Никуда она не пошла, а через пару дней положила передо мной два свидетельства собственности на мое имя и мое же заявленье о разводе. Оставалось лишь подписать. И тут я уперлась. Почему - сама не знаю. На возврат любви я не надеялась. О хитроумном брачном контракте думала меньше всего.

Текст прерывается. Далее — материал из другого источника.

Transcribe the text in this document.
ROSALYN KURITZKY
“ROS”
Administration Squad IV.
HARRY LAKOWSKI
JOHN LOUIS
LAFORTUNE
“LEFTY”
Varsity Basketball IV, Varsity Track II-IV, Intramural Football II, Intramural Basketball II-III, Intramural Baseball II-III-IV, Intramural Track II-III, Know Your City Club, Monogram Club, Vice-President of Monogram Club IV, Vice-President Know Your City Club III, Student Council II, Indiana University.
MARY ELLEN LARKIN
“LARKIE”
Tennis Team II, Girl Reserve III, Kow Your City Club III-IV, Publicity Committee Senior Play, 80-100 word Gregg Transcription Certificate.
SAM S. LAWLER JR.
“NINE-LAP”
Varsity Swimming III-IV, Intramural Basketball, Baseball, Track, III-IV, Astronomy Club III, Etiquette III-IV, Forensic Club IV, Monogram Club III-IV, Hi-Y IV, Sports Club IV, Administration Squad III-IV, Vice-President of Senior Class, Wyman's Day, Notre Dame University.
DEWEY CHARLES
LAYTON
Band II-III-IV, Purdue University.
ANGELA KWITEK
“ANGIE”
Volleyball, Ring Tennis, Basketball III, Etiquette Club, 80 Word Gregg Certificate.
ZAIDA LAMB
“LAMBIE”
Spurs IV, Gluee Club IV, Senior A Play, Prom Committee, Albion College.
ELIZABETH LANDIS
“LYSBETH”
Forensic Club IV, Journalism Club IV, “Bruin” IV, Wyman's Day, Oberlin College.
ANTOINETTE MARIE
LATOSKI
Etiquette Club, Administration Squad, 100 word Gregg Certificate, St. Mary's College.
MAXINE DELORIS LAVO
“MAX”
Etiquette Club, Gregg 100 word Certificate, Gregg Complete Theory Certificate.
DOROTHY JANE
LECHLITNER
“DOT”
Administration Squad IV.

Но у меня что называется заскочило. Заглючило. Я леди Нельсон и умру ею. В чем тут фишка? единожды зомбированная Максимом, я не поддавалась нажиму Евгении. Ночная кукушка денную перекукует. След пережитого торжества глубоко врезался в сознанье. Мое воспоминанье! не подходите, стрелять буду.


51. Без Стаса никуда

Я обещал – разведу Максима на бабки – и развел. Не скажу, сколько с него слупил, чтоб Надьку уломать на развод. А то вы от зависти лопнете. Он меня вообще впервые увидел, и я сразу запросил с него деньги – за то, что и сам давно хотел сделать: вытащить Надюху из капкана. Раньше не получалось. А теперь вот вышло: появились новые козыри.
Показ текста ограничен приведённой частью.